Maybe the British outbreak is over and the virus will have died out before the weather warms and the midges start biting again. If it does, it may join the other imported insect-borne diseases that have failed to establish themselves in the UK. The copper ore-carrying sailing ship Hecla brought Aedes aegypti mosquitoes infected with yellow fever virus from Cuba to Swansea in 1865. It docked on 9 September. The first case in the town fell ill six days later: 22 people were affected; 15 died. There was a heatwave in Wales during the outbreak. The temperature dropped sharply in the autumn and the last case manifested symptoms on 5 October. Aedes aegypti has never been found in Wales since. The climate isn’t warm enough for it to breed. Yellow fever hasn’t reappeared either.
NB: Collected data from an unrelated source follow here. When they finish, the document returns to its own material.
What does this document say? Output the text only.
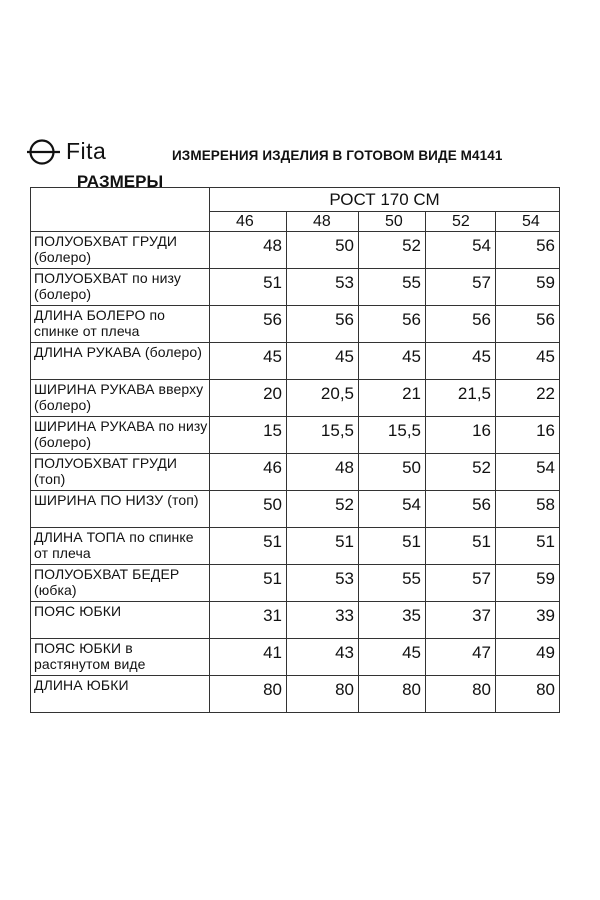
Fita	ИЗМЕРЕНИЯ ИЗДЕЛИЯ В ГОТОВОМ ВИДЕ M4141
РАЗМЕРЫ	РОСТ 170 СМ				
	46	48	50	52	54
ПОЛУОБХВАТ ГРУДИ (болеро)	48	50	52	54	56
ПОЛУОБХВАТ по низу (болеро)	51	53	55	57	59
ДЛИНА БОЛЕРО по спинке от плеча	56	56	56	56	56
ДЛИНА РУКАВА (болеро)	45	45	45	45	45
ШИРИНА РУКАВА вверху (болеро)	20	20,5	21	21,5	22
ШИРИНА РУКАВА по низу (болеро)	15	15,5	15,5	16	16
ПОЛУОБХВАТ ГРУДИ (топ)	46	48	50	52	54
ШИРИНА ПО НИЗУ (топ)	50	52	54	56	58
ДЛИНА ТОПА по спинке от плеча	51	51	51	51	51
ПОЛУОБХВАТ БЕДЕР (юбка)	51	53	55	57	59
ПОЯС ЮБКИ	31	33	35	37	39
ПОЯС ЮБКИ в растянутом виде	41	43	45	47	49
ДЛИНА ЮБКИ	80	80	80	80	80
Mosquitoes that can transmit malaria live naturally in Britain and every year about two thousand travellers are infected abroad and bring the disease back with them. A handful of cases are classed as ‘cryptic’, because they claim never to have gone to a malarious area or even abroad. But the last time investigators were convinced that the disease had been transmitted by British mosquitoes was when two cases occurred in Stockwell in South London in 1953. The parasite cannot establish itself because even in southern England the temperature is often too cool for it to grow well in the mosquito, of which there are too few anyway.

There is no treatment for bluetongue, and the temperature is getting warmer. But many malariologists make a living by controlling mosquitoes. Perhaps midges could be attacked as successfully. British Culicoides experts are world-class and have been for generations; the review of British species by J.A. Campbell and E.C. Pelham-Clinton published in the Proceedings of the Royal Society of Edinburgh in 1960 is the standard work. (The Society still has a few unsold copies and so was able to respond positively to recent orders from Japan and Denmark). There is much pessimism, however. Insecticide-treated bed-nets work for malaria, but will not work for cows. And swamping farms with DDT went out with Rachel Carson’s Silent Spring. Midges flourish when it is warm and wet. We haven’t (so far) had a hard winter to kill them off; so the best that can be hoped for is a cool spring and summer, and a drought. But whatever the weather, it is certain that Britain will continue to suffer aerial invasion.